Afgelopen weekend fokte ik me weer op. Dom natuurlijk. Maar ik kreeg per ongeluk de advertentie in een woonkrant onder ogen. ‘Unieke luxe strandappartementen! Gelegen aan het mooiste strand van Bloemendaal vindt u twaalf nieuwe appartementen met een subliem uitzicht op zee.’ Er waren kijkdagen, zei de advertentie. Uit nieuwsgierigheid gingen we erheen. Of uit zelfkwelling? Ook hadden we, ondanks alle ellende, een vleugje hoop: wie weet overtuigde het gebouw van binnen wél!
We konden zó binnenlopen bij deze seaview apartements. De begane grond was nog betonnerig kaal. Een plattegrond gaf aan dat hier een restaurant was gepland, met aan de zeezijde een groot terras. Ook de appartementen waren nog kaal, op een enkel keukenblok en een inpandige sauna na. Nee, niet echt bijzondere kamers. Zelfs het uitzicht viel tegen. Aan de ene kant de snackbar waar vandaan bovenstaande foto is genomen en die overduidelijk softijs verkoopt. Aan de andere kant de drukbereden boulevard naar Zandvoort, met een lang lint geparkeerde auto’s ernaast. Onder, aan de voet van het duin, een paar horecatenten. Alleen op de bovenverdieping, in een penthouse met twee verdiepingen, heerste redelijke rust. Als je niet te dicht bij het raam ging staan was je alleen met de zee … woeste zee … ja … wat zou de zee eigenlijk van dit gebouw vinden?

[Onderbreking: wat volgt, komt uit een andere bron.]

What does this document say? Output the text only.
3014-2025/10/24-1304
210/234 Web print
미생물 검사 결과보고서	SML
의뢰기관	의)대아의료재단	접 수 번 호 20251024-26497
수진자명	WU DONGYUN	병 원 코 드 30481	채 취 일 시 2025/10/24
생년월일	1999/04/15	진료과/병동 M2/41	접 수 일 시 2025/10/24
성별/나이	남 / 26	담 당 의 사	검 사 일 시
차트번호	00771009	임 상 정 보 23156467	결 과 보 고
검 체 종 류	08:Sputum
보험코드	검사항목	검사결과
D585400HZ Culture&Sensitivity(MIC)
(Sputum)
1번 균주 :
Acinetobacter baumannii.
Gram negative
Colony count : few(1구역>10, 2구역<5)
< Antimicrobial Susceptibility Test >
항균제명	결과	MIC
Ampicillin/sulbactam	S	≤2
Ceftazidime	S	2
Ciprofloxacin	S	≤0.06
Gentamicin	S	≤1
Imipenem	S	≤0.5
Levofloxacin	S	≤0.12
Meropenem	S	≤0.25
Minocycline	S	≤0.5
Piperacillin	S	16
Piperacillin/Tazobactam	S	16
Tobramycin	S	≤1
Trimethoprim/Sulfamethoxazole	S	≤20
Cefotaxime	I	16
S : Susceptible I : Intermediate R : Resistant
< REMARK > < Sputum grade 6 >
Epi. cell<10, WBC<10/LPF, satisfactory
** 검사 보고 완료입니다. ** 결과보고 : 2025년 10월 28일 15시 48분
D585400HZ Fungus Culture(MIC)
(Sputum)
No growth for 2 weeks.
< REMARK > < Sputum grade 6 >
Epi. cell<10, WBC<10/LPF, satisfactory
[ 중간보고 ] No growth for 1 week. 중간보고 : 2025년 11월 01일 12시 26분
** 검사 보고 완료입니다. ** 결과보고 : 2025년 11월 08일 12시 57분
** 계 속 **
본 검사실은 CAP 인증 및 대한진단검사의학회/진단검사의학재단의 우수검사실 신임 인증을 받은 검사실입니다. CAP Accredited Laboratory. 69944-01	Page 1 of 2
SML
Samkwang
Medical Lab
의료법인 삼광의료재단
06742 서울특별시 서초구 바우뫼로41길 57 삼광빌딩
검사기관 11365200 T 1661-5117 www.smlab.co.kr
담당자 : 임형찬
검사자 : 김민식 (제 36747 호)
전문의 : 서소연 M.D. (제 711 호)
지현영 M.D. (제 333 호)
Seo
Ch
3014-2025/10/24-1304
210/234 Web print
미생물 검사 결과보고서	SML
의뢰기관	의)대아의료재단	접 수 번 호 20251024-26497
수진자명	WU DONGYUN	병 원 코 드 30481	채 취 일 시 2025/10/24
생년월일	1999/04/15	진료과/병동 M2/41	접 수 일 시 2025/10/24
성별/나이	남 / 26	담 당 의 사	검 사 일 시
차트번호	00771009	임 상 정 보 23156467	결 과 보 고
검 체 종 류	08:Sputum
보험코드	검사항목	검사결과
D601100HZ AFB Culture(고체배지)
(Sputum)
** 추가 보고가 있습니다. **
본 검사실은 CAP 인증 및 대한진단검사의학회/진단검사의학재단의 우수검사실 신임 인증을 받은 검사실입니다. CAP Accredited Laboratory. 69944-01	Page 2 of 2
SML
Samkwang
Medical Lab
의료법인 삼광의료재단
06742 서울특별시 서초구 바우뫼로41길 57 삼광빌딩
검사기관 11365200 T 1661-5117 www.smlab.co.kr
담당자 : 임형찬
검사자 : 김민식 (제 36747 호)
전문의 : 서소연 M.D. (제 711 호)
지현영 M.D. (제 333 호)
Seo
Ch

We liepen terug, naar beneden, naar het toekomstige restaurant, in de armen van een makelaar. Hij probeerde ons in te schatten. Kijkers of kopers?
Ik gooide de Grote Vraag eruit: ‘Hoeveel kost het penthouse?’
‘1,3 ex!’
‘1,3 ex?’
‘Ja, 1,3 miljoen euro, exclusief BTW!’
Even waren we er stil van, maar hij ratelde verder, in die typische makelaarstaal. ‘Mensen kopen dit als tweede appartement … vooral mensen die veel reizen … mensen van ambassades … de meesten kopen het als belegging … want alles aan zee wordt duurder …’
Zijn diepe basstem galmde onder de zwart geverfde snor vandaan, het virtuele restaurant in. Van schrik hoorde ik mijn eigen stem, misschien wel een octaaf hoger … nee … zag ik hem denken … dat jongetje zal nooit van zijn leven dat penthouse kunnen kopen!
‘Het is wel beetje druk in de omgeving!’, probeerde ik nog. Hij begreep wat ik bedoelde en wees naar de snackbar. ‘Die zit hier al dertig jaar, maar de eigenaar wil er niet mee stoppen. Het liefst had de projectontwikkelaar de snackbar op willen kopen, om de directe omgeving mooier te kunnen maken.’
Ik visualiseerde de snackbarbaas en voelde bewondering voor hem opkomen. Nee, die ging niet wijken voor dat monster naast hem. Ineens keek ik anders aan tegen dat reuzenmodel van een softijsje. Het leek wel een wapen in de strijd en bovendien niet lelijker dan de ‘Poort van Bloemendaal’.
Tientallen jaren zullen we er tegenaan moeten kijken, tegen dit landmark. Ik moet denken aan wat de kunsthistoricus Wim de Wagt me een keer vertelde. Als je ergens een gebouw neerzet, moet je eerst nadenken over wat dat gebouw aan de omgeving ten positieve gaat teruggeven.
Het is inderdaad te afschuwelijk voor woorden. Ik ben zo blij dat toeristen IJmuiden niet de moeite waard vinden. Beter een staalfabriek en visserij dan dit! Doet me soweiso denken aan een DDR-bunker. Dat een architect zelf nooit in zo’n spuuglelijk bouwsel wil wonen zegt eigenlijk al genoeg. Welk gemeenteraadslid van Bloemendaal wil er eigenlijk wonen? Haha….
Het is een luguber uitziend gebouw. Geef mij de Zonnehoeck maar, de atmosfeer was gezellig, de koffie met appelgebak zalig. Ik woon aan de andere kant van de wereld, maar kijk elke dag naar de webcam, in gedachten zie ik “Het Karrewiel” ook zo’n oergezellige tent en daar tegenover “de Zonnehoeck”
Herinneringen zijn vaak beter dan het heden.